Percebi que esse zero foi verdadeiramente pedagógico. Foi um não. Alguém havia mostrado ao menino que seu aproveitamento era completamente nulo. Este número lhe disse que ele estava errado. Depois disso ele não virou um aluno aplicado, mas pelo menos fazia alguma coisa aqui e ali de forma a que eu não pudesse no futuro negar-lhe um cinco.

Ao darmos notas fictícias aos nossos alunos estamos lhes passado a mensagem de que o aproveitamento deles, embora pífio, é suficiente. E é na escola que os alunos são “adestrados” para a convivência em sociedade e para o mundo do trabalho.

A progressão continuada, raiz dessas distorções, é uma regra que reza que o aluno não pode repetir de ano, a não ser por faltas.

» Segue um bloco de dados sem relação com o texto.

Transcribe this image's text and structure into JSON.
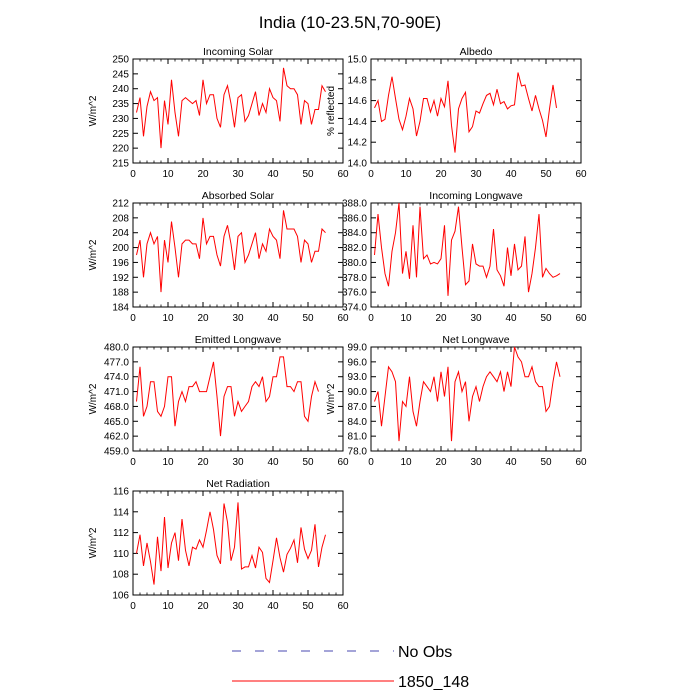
{
  "title": "India (10-23.5N,70-90E)",
  "legend": {
    "items": [
      {
        "label": "No Obs",
        "color": "#4a4ab0",
        "style": "dashed"
      },
      {
        "label": "1850_148",
        "color": "#ff0000",
        "style": "solid"
      }
    ]
  },
  "chart_data": [
    {
      "type": "line",
      "title": "Incoming Solar",
      "ylabel": "W/m^2",
      "xlabel": "",
      "xlim": [
        0,
        60
      ],
      "ylim": [
        215,
        250
      ],
      "xticks": [
        0,
        10,
        20,
        30,
        40,
        50,
        60
      ],
      "xtick_labels": [
        "0",
        "10",
        "20",
        "30",
        "40",
        "50",
        "60"
      ],
      "yticks": [
        215,
        220,
        225,
        230,
        235,
        240,
        245,
        250
      ],
      "ytick_labels": [
        "215",
        "220",
        "225",
        "230",
        "235",
        "240",
        "245",
        "250"
      ],
      "series": [
        {
          "name": "1850_148",
          "color": "#ff0000",
          "x_start": 1,
          "values": [
            232,
            237,
            224,
            234,
            239,
            236,
            237,
            220,
            236,
            228,
            243,
            232,
            224,
            236,
            237,
            236,
            235,
            236,
            231,
            243,
            235,
            238,
            238,
            230,
            227,
            238,
            241,
            235,
            227,
            237,
            238,
            229,
            231,
            235,
            239,
            231,
            235,
            232,
            240,
            237,
            236,
            229,
            247,
            241,
            240,
            240,
            238,
            228,
            236,
            235,
            228,
            233,
            233,
            241,
            239
          ]
        }
      ]
    },
    {
      "type": "line",
      "title": "Albedo",
      "ylabel": "% reflected",
      "xlabel": "",
      "xlim": [
        0,
        60
      ],
      "ylim": [
        14.0,
        15.0
      ],
      "xticks": [
        0,
        10,
        20,
        30,
        40,
        50,
        60
      ],
      "xtick_labels": [
        "0",
        "10",
        "20",
        "30",
        "40",
        "50",
        "60"
      ],
      "yticks": [
        14.0,
        14.2,
        14.4,
        14.6,
        14.8,
        15.0
      ],
      "ytick_labels": [
        "14.0",
        "14.2",
        "14.4",
        "14.6",
        "14.8",
        "15.0"
      ],
      "series": [
        {
          "name": "1850_148",
          "color": "#ff0000",
          "x_start": 1,
          "values": [
            14.53,
            14.6,
            14.4,
            14.42,
            14.65,
            14.83,
            14.62,
            14.42,
            14.32,
            14.45,
            14.62,
            14.52,
            14.26,
            14.4,
            14.62,
            14.62,
            14.49,
            14.6,
            14.45,
            14.62,
            14.54,
            14.79,
            14.36,
            14.1,
            14.52,
            14.62,
            14.68,
            14.3,
            14.35,
            14.5,
            14.48,
            14.57,
            14.65,
            14.67,
            14.56,
            14.71,
            14.57,
            14.59,
            14.52,
            14.55,
            14.56,
            14.87,
            14.74,
            14.75,
            14.62,
            14.5,
            14.65,
            14.52,
            14.41,
            14.25,
            14.52,
            14.75,
            14.53
          ]
        }
      ]
    },
    {
      "type": "line",
      "title": "Absorbed Solar",
      "ylabel": "W/m^2",
      "xlabel": "",
      "xlim": [
        0,
        60
      ],
      "ylim": [
        184,
        212
      ],
      "xticks": [
        0,
        10,
        20,
        30,
        40,
        50,
        60
      ],
      "xtick_labels": [
        "0",
        "10",
        "20",
        "30",
        "40",
        "50",
        "60"
      ],
      "yticks": [
        184,
        188,
        192,
        196,
        200,
        204,
        208,
        212
      ],
      "ytick_labels": [
        "184",
        "188",
        "192",
        "196",
        "200",
        "204",
        "208",
        "212"
      ],
      "series": [
        {
          "name": "1850_148",
          "color": "#ff0000",
          "x_start": 1,
          "values": [
            198,
            202,
            192,
            201,
            204,
            201,
            203,
            188,
            202,
            196,
            207,
            200,
            192,
            201,
            202,
            202,
            201,
            201,
            197,
            208,
            201,
            203,
            203,
            198,
            195,
            203,
            206,
            201,
            194,
            203,
            204,
            196,
            198,
            201,
            204,
            197,
            201,
            199,
            205,
            203,
            202,
            197,
            210,
            205,
            205,
            205,
            203,
            196,
            202,
            201,
            196,
            199,
            199,
            205,
            204
          ]
        }
      ]
    },
    {
      "type": "line",
      "title": "Incoming Longwave",
      "ylabel": "",
      "xlabel": "",
      "xlim": [
        0,
        60
      ],
      "ylim": [
        374.0,
        388.0
      ],
      "xticks": [
        0,
        10,
        20,
        30,
        40,
        50,
        60
      ],
      "xtick_labels": [
        "0",
        "10",
        "20",
        "30",
        "40",
        "50",
        "60"
      ],
      "yticks": [
        374.0,
        376.0,
        378.0,
        380.0,
        382.0,
        384.0,
        386.0,
        388.0
      ],
      "ytick_labels": [
        "374.0",
        "376.0",
        "378.0",
        "380.0",
        "382.0",
        "384.0",
        "386.0",
        "388.0"
      ],
      "series": [
        {
          "name": "1850_148",
          "color": "#ff0000",
          "x_start": 1,
          "values": [
            381.0,
            386.5,
            382.0,
            378.5,
            376.8,
            381.5,
            384.0,
            388.0,
            378.5,
            381.5,
            377.8,
            385.0,
            378.0,
            387.5,
            380.5,
            381.0,
            379.8,
            380.0,
            379.8,
            380.5,
            385.0,
            375.5,
            383.0,
            384.2,
            387.5,
            382.0,
            377.0,
            377.5,
            382.5,
            379.8,
            379.5,
            379.5,
            378.0,
            379.5,
            384.5,
            379.0,
            378.2,
            376.8,
            382.0,
            378.2,
            382.5,
            379.0,
            379.5,
            383.5,
            376.0,
            378.5,
            382.0,
            386.5,
            378.0,
            379.2,
            378.5,
            378.0,
            378.2,
            378.5
          ]
        }
      ]
    },
    {
      "type": "line",
      "title": "Emitted Longwave",
      "ylabel": "W/m^2",
      "xlabel": "",
      "xlim": [
        0,
        60
      ],
      "ylim": [
        459.0,
        480.0
      ],
      "xticks": [
        0,
        10,
        20,
        30,
        40,
        50,
        60
      ],
      "xtick_labels": [
        "0",
        "10",
        "20",
        "30",
        "40",
        "50",
        "60"
      ],
      "yticks": [
        459.0,
        462.0,
        465.0,
        468.0,
        471.0,
        474.0,
        477.0,
        480.0
      ],
      "ytick_labels": [
        "459.0",
        "462.0",
        "465.0",
        "468.0",
        "471.0",
        "474.0",
        "477.0",
        "480.0"
      ],
      "series": [
        {
          "name": "1850_148",
          "color": "#ff0000",
          "x_start": 1,
          "values": [
            469,
            476,
            466,
            468,
            473,
            473,
            467,
            466,
            468,
            474,
            474,
            464,
            469,
            471,
            469,
            472,
            472,
            473,
            471,
            471,
            471,
            474,
            477,
            470,
            462,
            470,
            472,
            472,
            466,
            469,
            467,
            468,
            469,
            472,
            473,
            472,
            474,
            469,
            470,
            474,
            474,
            478,
            478,
            472,
            472,
            471,
            473,
            473,
            466,
            465,
            470,
            473,
            471
          ]
        }
      ]
    },
    {
      "type": "line",
      "title": "Net Longwave",
      "ylabel": "W/m^2",
      "xlabel": "",
      "xlim": [
        0,
        60
      ],
      "ylim": [
        78.0,
        99.0
      ],
      "xticks": [
        0,
        10,
        20,
        30,
        40,
        50,
        60
      ],
      "xtick_labels": [
        "0",
        "10",
        "20",
        "30",
        "40",
        "50",
        "60"
      ],
      "yticks": [
        78.0,
        81.0,
        84.0,
        87.0,
        90.0,
        93.0,
        96.0,
        99.0
      ],
      "ytick_labels": [
        "78.0",
        "81.0",
        "84.0",
        "87.0",
        "90.0",
        "93.0",
        "96.0",
        "99.0"
      ],
      "series": [
        {
          "name": "1850_148",
          "color": "#ff0000",
          "x_start": 1,
          "values": [
            88,
            90,
            83,
            89,
            95,
            94,
            92,
            80,
            88,
            87,
            93,
            86,
            83,
            88,
            92,
            91,
            90,
            93,
            88,
            94,
            89,
            95,
            80,
            92,
            94,
            90,
            92,
            84,
            89,
            91,
            88,
            91,
            93,
            94,
            93,
            92,
            94,
            90,
            94,
            91,
            99,
            97,
            96,
            93,
            93,
            95,
            92,
            91,
            91,
            86,
            87,
            92,
            96,
            93
          ]
        }
      ]
    },
    {
      "type": "line",
      "title": "Net Radiation",
      "ylabel": "W/m^2",
      "xlabel": "",
      "xlim": [
        0,
        60
      ],
      "ylim": [
        106,
        116
      ],
      "xticks": [
        0,
        10,
        20,
        30,
        40,
        50,
        60
      ],
      "xtick_labels": [
        "0",
        "10",
        "20",
        "30",
        "40",
        "50",
        "60"
      ],
      "yticks": [
        106,
        108,
        110,
        112,
        114,
        116
      ],
      "ytick_labels": [
        "106",
        "108",
        "110",
        "112",
        "114",
        "116"
      ],
      "series": [
        {
          "name": "1850_148",
          "color": "#ff0000",
          "x_start": 1,
          "values": [
            110.0,
            111.8,
            108.8,
            111.0,
            109.2,
            107.0,
            111.6,
            108.3,
            113.5,
            108.6,
            111.0,
            112.0,
            109.3,
            113.3,
            110.3,
            108.8,
            110.6,
            110.4,
            111.3,
            110.6,
            112.2,
            114.0,
            112.3,
            109.8,
            109.0,
            114.8,
            113.0,
            109.3,
            110.6,
            114.9,
            108.5,
            108.7,
            108.7,
            109.8,
            108.6,
            110.6,
            110.1,
            107.6,
            107.2,
            109.3,
            111.5,
            109.6,
            108.2,
            109.9,
            110.5,
            111.3,
            109.1,
            112.5,
            110.4,
            109.5,
            110.3,
            112.8,
            108.7,
            110.6,
            111.8
          ]
        }
      ]
    }
  ]
}
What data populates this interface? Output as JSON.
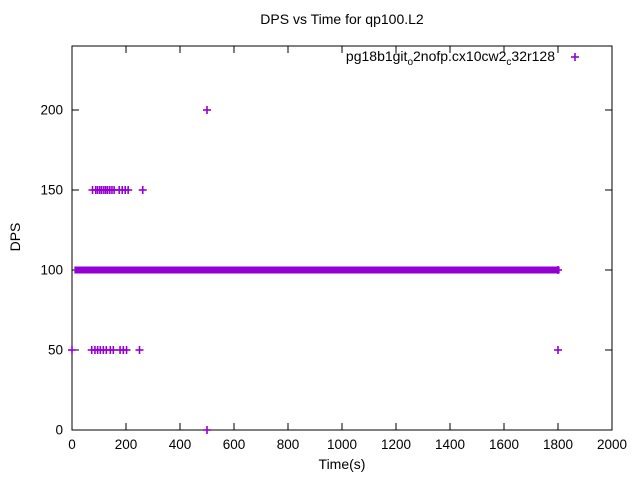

Como o aluno não pode ser aprovado com menos de 5 no boletim, os professores são obrigados, ou durante o ano ou apenas no conselho final a aplicar um artificial “5” em suas tarjetas, empurrando adiante o aluno e as estatísticas tão caras ao governo.

Os alunos que não repetem são os maiores prejudicados. Vítimas da sanha dos números e da propaganda política, é-lhes furtado rever aquilo que não aprenderam, é-lhes vetado o alerta, logo no início de seu desvio, de que seu aproveitamento é insatisfatório. Quando o aluno pouco faz ao longo do ano e é aprovado não só a escola fica desacreditada como ele próprio crê que, se a escola o aprovou, então ele já sabe tudo e não há nada de errado na forma como “estudou” ao longo do ano..

Estamos pregando-lhe uma peça. Lhe dizemos ao final do terceiro colegial que ele está pronto para o mundo. Mas ele não está, pois aprendeu que pode faltar e chegar atrasado o quanto quiser, pode apresentar-se sem uniforme, pode usar boné, bermuda e até chinelo, pode entregar suas obrigações fora de prazo, pode ficar o tempo todo “batendo papo” e passeando, pode desrespeitar quem ele quiser, até as maiores autoridades, que “não dá nada”, ele será, no final, aprovado.

Mas após formados ele farão essas coisas em relação à escola? Não mais. Farão isso com seus familiares, patrões e colegas de trabalho. Isso se conseguirem trabalho sendo incapazes de cumprir a mais simples tarefa. A escola é o microcosmo da sociedade. Se quem não faz nada é aprovado, que tipo de cidadãos e trabalhadores estamos lançando no mundo adulto?

Um comentário:

  1. Parabens pela perce~ção de que falar a verdade é mais saufdavel e permite o crescimento e a correção. Enquanto ficar maqueando só retarda a solução e aumenta o problema.

    Fiques firme no desafio que é ser educadora.

    Seja bem vindo em meu blog e que possa lá também ser edificado na Palavra.